Drug-drug Salts of Mefenamic Acid\Tolfenamic Acid and Piperazine to Improve Physicochemical Properties for Potential Veterinary Use

Drug-drug salt has been known as an attractive strategy to not only improve physicochemical properties but also extend the field of combination drugs delivery. Mefenamic acid (MFA) and tolfenamic acid (TFA) belong to effective but poorly soluble anti-inflammatory drugs treating both human and animals. Piperazine (PPZ) has anthelmintic activities with serious hygroscopic problem. To improve the physicochemical properties of such drugs and seek possible drug combinations, herein, four novel MFA\TFA-piperazine (PPZ) drug-drug salts with different stoichiometry (2:1 and 1:1) were designed and synthesized.
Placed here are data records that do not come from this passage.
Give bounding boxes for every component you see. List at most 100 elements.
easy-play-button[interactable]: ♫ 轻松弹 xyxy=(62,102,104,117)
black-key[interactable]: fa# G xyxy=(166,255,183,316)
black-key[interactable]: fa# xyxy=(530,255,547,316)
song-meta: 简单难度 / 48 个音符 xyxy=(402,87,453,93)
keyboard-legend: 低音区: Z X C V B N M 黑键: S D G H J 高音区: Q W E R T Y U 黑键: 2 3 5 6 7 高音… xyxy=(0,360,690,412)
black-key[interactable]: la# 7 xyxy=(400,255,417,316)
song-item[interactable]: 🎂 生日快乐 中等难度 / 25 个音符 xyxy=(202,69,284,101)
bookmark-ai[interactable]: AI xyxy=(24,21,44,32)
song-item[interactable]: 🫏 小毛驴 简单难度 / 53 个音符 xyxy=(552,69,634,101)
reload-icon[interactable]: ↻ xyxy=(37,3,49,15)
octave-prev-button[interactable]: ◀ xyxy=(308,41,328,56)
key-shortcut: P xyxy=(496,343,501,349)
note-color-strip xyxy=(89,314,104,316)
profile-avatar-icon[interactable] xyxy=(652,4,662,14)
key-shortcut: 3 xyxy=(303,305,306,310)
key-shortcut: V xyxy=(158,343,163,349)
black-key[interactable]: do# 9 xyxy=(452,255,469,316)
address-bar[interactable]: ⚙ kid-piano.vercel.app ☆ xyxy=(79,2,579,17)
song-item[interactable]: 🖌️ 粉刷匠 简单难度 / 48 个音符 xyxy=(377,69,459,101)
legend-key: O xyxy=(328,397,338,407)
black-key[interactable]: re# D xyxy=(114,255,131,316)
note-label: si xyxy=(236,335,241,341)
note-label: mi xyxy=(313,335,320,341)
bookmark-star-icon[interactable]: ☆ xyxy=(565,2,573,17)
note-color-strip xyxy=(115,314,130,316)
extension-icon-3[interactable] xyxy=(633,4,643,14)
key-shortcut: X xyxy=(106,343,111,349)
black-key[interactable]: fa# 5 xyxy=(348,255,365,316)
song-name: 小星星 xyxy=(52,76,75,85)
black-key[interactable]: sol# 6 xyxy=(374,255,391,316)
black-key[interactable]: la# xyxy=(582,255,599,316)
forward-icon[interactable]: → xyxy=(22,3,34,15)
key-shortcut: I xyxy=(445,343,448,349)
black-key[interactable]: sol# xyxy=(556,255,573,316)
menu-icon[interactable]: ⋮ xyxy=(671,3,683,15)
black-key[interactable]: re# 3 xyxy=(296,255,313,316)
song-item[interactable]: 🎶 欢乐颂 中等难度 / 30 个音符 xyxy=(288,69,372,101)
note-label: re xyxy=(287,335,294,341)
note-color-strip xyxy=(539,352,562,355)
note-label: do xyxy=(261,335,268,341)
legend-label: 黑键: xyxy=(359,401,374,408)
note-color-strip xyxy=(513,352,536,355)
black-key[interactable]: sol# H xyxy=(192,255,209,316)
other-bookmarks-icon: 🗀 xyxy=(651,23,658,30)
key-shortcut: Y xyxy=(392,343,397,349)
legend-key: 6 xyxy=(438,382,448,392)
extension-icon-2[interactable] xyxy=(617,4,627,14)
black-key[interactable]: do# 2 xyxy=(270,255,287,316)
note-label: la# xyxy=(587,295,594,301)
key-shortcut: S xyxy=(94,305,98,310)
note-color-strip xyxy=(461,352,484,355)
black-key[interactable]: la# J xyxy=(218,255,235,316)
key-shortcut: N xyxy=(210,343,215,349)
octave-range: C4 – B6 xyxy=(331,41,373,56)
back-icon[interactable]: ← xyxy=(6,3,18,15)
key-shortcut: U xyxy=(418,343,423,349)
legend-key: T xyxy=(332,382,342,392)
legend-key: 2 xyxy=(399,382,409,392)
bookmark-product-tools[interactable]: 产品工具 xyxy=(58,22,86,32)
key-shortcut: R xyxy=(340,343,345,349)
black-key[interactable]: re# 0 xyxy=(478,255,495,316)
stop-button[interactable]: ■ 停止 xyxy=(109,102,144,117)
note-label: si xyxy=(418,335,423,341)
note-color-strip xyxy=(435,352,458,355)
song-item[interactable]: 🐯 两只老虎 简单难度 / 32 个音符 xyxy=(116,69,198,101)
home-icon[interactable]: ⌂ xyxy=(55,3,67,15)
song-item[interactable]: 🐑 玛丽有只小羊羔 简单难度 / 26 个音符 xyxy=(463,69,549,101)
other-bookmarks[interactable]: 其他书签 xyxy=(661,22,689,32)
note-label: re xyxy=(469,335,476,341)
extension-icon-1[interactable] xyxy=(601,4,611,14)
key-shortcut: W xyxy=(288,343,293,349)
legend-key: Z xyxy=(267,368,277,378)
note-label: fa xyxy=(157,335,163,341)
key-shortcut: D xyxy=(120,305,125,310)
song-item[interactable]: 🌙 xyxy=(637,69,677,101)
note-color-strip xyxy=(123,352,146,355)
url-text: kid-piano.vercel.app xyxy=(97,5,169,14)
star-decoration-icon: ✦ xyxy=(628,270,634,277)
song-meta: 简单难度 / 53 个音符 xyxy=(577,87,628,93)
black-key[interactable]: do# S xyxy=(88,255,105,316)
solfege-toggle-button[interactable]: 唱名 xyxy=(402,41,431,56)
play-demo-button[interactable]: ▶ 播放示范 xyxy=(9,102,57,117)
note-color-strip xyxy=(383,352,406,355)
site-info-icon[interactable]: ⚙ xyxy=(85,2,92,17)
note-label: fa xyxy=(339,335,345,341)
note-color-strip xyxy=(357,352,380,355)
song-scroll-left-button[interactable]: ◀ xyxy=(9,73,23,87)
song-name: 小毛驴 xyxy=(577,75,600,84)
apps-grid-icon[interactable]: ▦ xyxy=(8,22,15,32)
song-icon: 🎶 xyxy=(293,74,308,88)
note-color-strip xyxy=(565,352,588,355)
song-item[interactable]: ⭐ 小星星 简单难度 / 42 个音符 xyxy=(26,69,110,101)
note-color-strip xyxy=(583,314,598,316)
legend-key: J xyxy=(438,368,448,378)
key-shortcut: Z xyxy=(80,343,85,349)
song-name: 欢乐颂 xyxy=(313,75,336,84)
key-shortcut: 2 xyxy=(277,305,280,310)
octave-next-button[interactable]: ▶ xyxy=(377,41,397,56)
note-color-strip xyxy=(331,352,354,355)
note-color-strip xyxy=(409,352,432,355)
As we expect, the experiments prove that their solubilities and dissolution properties are much better than that of MFA and TFA. Among them, the apparent solubility of MFA-PPZ salt (1:1) improved about 130 times higher than that of MFA in the mixture of water and ethanol. Meanwhile, these salts are non-hygroscopic through dynamic vapor sorption analysis. Moreover, the obtained crystals were fully analyzed by single-crystal X-ray diffraction (SXRD), Hirshfeld surface analysis and solvent mediated phase transformation study which make a better understand on the crystal structure. Thereinto, MFA-PPZ salt (2:1) and TFA-PPZ salt (2:1) possess a similar crystal structure and their solubilities are also similar. What’s more, incorporation of PPZ in the crystal lattice destroys the dimer form in the original MFA\TFA crystal, and form salts through new ionic hydrogen bond. When it contacts with the solvents, the PPZ is more likely to interact with solvents moleculars which may lead to the acceleration of dissolution.